Les cultures éligibles sont, par exemple, celles cultivées à des fins d'alimentation, l'horticulture, les arbres de Noël, le miel ...
Le demandeur doit payer lors de la demande d'indemnisation des frais (fees) de l'ordre de 250 dollars (environ 224 euros) par culture. Pour bénéficier de l'indemnisation, il doit avoir subi une perte d'au moins 50 % de sa récolte du fait d'une catastrophe naturelle, ou être empêché de planter plus de 35 % de la superficie prévue. Au-delà du seuil de perte, il peut recevoir 55 % du prix de marché moyen de la culture concernée.
Un producteur ne peut recevoir plus de 125 000 dollars par an (112 319 euros), et n'est pas éligible à indemnisation si son revenu brut ajusté est supérieur à 900 000 dollars (806 580 euros).
À l'échelle fédérale, le coût total de ce programme s'élève à 141 millions de dollars (126,5 millions d'euros) pour l'année fiscale 2014.
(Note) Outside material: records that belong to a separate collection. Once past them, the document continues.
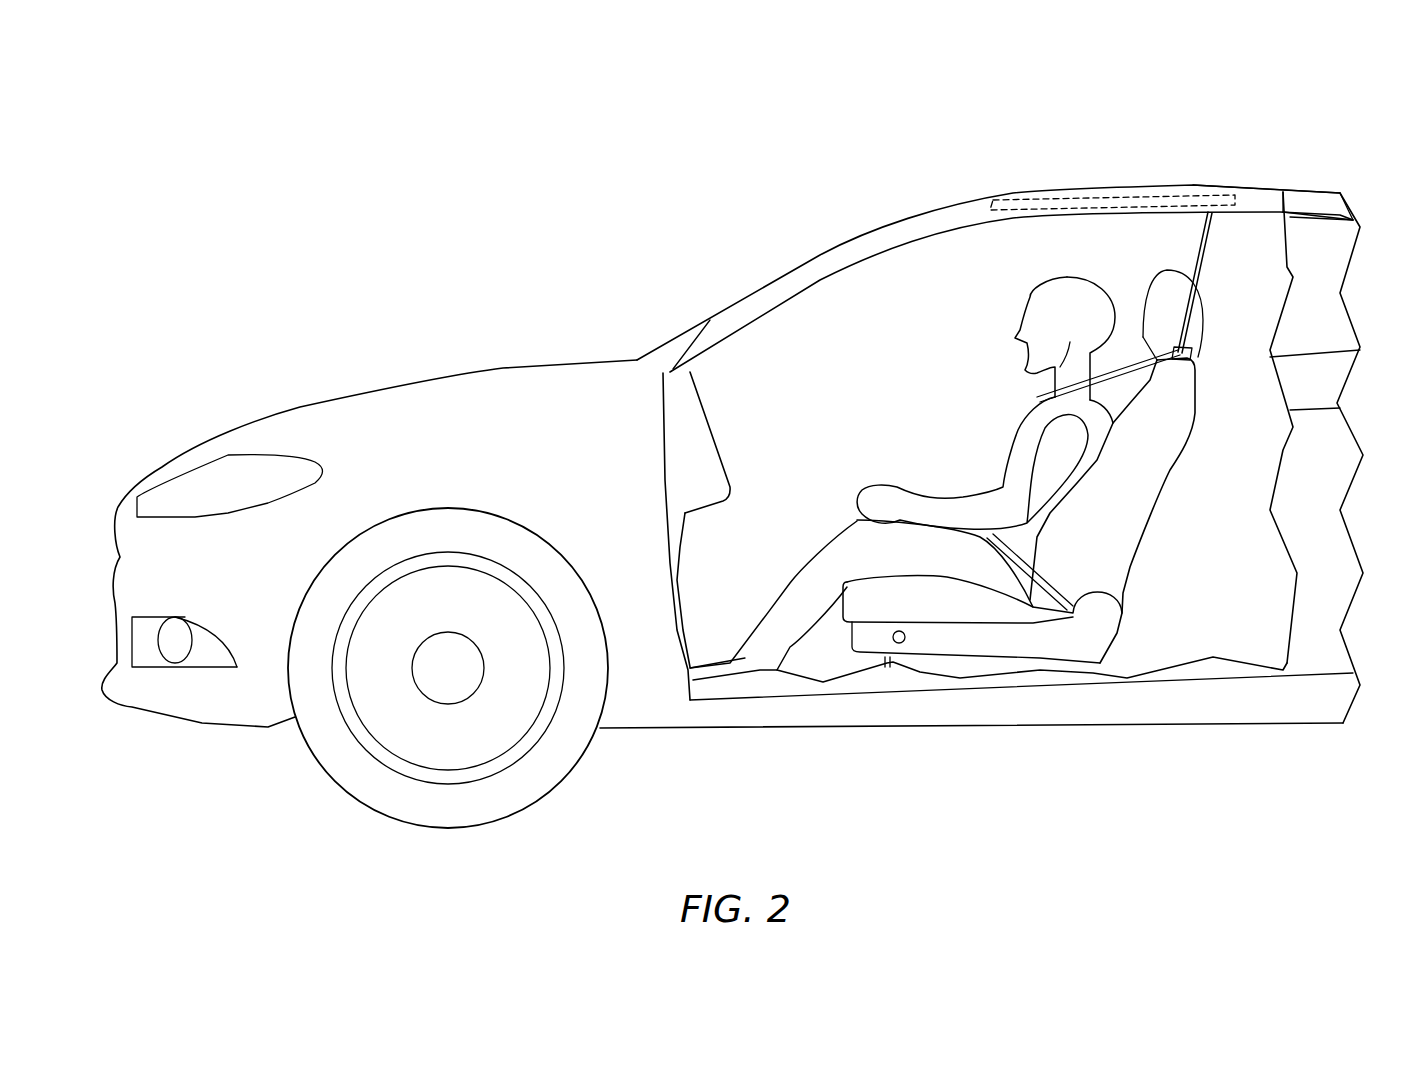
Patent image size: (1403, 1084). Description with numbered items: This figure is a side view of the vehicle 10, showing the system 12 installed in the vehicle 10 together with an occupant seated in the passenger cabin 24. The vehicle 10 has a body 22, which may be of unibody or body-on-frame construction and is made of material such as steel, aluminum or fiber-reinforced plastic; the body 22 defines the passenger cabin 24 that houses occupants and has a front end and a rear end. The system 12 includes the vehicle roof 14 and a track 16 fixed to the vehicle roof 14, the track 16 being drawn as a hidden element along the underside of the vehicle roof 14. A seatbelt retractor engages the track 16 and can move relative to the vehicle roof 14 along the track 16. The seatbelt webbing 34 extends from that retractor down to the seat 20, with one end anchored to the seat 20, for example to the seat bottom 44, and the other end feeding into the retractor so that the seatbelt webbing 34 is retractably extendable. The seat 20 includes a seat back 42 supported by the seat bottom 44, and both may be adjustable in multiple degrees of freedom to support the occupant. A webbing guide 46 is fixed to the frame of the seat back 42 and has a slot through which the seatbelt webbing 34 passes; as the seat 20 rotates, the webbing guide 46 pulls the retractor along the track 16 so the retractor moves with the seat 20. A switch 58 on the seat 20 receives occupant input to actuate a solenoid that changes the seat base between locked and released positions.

The vehicle 10 is at (1345, 130).
The system 12 is at (1208, 186).
The vehicle roof 14 is at (950, 203).
The track 16 is at (1098, 195).
The seat 20 is at (1216, 537).
The body 22 is at (512, 364).
The passenger cabin 24 is at (801, 336).
The seatbelt webbing 34 is at (1205, 268).
The seat back 42 is at (1163, 478).
The seat bottom 44 is at (875, 605).
The webbing guide 46 is at (1190, 352).
The switch 58 is at (899, 645).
Au total, selon une étude réalisée pour le Parlement européen en 2014, « Les polices d'assurance aux Etats-Unis sont largement subventionnées. De ce fait, la superficie et le capital assurés ont été multipliés par six au cours des vingt dernières années » dans le cadre d'un dispositif où « [...] l'assurance est un secteur dynamique qui repose sur un partenariat entre les secteurs publics et privés pour développer des bases de données pour l'évaluation des risques, l'expertise des pertes individuelles, des estimations de pertes basées sur des indices bioclimatiques et même une réduction de la Fraude [...]. En outre, les types de produits agricoles susceptibles d'être assurés sont complétés en permanence » 20 ( * ) .
* 15 Ce programme permettait le versement d'une « aide aux producteurs de céréales, d'oléo-protéagineux et de coton lorsque leur chiffre d'affaires tomb[ait] sous le niveau moyen des dernières campagnes » ( in Jean-Christophe Debar, États-Unis : le programme ACRE, nouvelle étape dans l'orientation anticyclique de la politique agricole , Étude réalisée pour le ministère de l'Agriculture, de l'Alimentation, de la Pêche, de la Ruralité et de l'Aménagement du Territoire, 2011, p. 2).
* 16 Le nom anglais du dispositif est agricultural disaster assurance programs traduit par « indemnités » dans les développements supra , dans la mesure où les sommes en question sont versées par la puissance publique alors que l'agriculteur n'a pas souscrit de police d'assurance.
* 17 Créée en 1996, l'agence de gestion du risque, rattachée au ministère de l'Agriculture, exploite et gère la compagnie fédérale d'assurance sur les récoltes.
* 18 Il s'agit de frais administratifs demandés à l'ouverture de la demande d'indemnisation, le paiement y est joint, postérieurement à l'évènement. Il ne s'agit donc pas d'une prime, qui serait versée avant le dommage.
* 19 Récoltes perdues dépassant 50 % du rendement normal.
* 20 Parlement, européen Briefing , « Focus on : Analyse comparative des outils de gestion des risques proposés par le farm bil 2014 et la PAC 2014-2020 », citant Id. , Directorate-general for internal policies, Policy department B. Structural and cohesion policies, Comparative analysis of risk management tools supported by the 2014 farm bil and the CAP 2014-2020 , 2015, p. 14.